ГДЗ по алгебре 9 класс Макарычев Задание 510

\[\boxed{\text{510\ (510).}\text{\ }\text{Еуроки\ -\ ДЗ\ без\ мороки}}\]

\[\textbf{а)}\ \left\{ \begin{matrix} x^{2} + 3xy - 10y^{2} = 0 \\ x^{2} - 4xy + 3y = 0\ \ \ \\ \end{matrix} \right.\ \Longrightarrow\]

\[\Longrightarrow \left\{ \begin{matrix} (x + 5y)(x - 2y) = 0 \\ x² - 4xy + 3y = 0\ \ \ \ \ \ \\ \end{matrix} \right.\ \]

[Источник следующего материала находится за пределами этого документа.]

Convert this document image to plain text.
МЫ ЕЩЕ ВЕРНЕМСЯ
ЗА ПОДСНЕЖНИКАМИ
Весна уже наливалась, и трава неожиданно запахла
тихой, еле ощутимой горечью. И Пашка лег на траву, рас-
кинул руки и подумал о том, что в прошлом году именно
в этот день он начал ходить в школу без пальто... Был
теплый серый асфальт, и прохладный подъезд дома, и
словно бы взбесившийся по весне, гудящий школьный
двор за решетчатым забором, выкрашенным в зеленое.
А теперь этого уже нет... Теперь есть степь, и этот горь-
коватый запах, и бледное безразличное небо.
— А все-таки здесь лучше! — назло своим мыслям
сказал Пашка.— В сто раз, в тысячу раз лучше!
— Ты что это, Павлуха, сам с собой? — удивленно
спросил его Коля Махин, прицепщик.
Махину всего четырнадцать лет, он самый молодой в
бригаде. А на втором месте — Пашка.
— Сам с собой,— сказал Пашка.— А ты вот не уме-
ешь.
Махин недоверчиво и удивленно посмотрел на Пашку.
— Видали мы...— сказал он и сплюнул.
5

\[1)\ \left\{ \begin{matrix} x + 5y = 0\ \ \ \ \ \ \ \ \ \ \ \ \ \ \\ x^{2} - 4xy + 3y = 0 \\ \end{matrix} \right.\ \Longrightarrow\]

\[\Longrightarrow \left\{ \begin{matrix} x = - 5y\ \ \ \ \ \ \ \ \ \ \ \ \ \ \ \ \ \ \ \ \ \ \ \ \ \\ 25y^{2} + 20y^{2} + 3y = 0 \\ \end{matrix} \right.\ \Longrightarrow\]

\[\Longrightarrow \left\{ \begin{matrix} x = - 5y\ \ \ \ \ \ \ \ \ \ \\ 45y^{2} + 3y = 0 \\ \end{matrix} \right.\ \Longrightarrow\]

\[\Longrightarrow \left\{ \begin{matrix} x = - 5y\ \ \ \ \ \ \ \ \ \ \ \ \ \ \ \ \\ 3y(15y + 1) = 0 \\ \end{matrix} \right.\ \Longrightarrow \left\{ \begin{matrix} y_{1} = 0 \\ x_{1} = 0 \\ \end{matrix} \right.\ \ \]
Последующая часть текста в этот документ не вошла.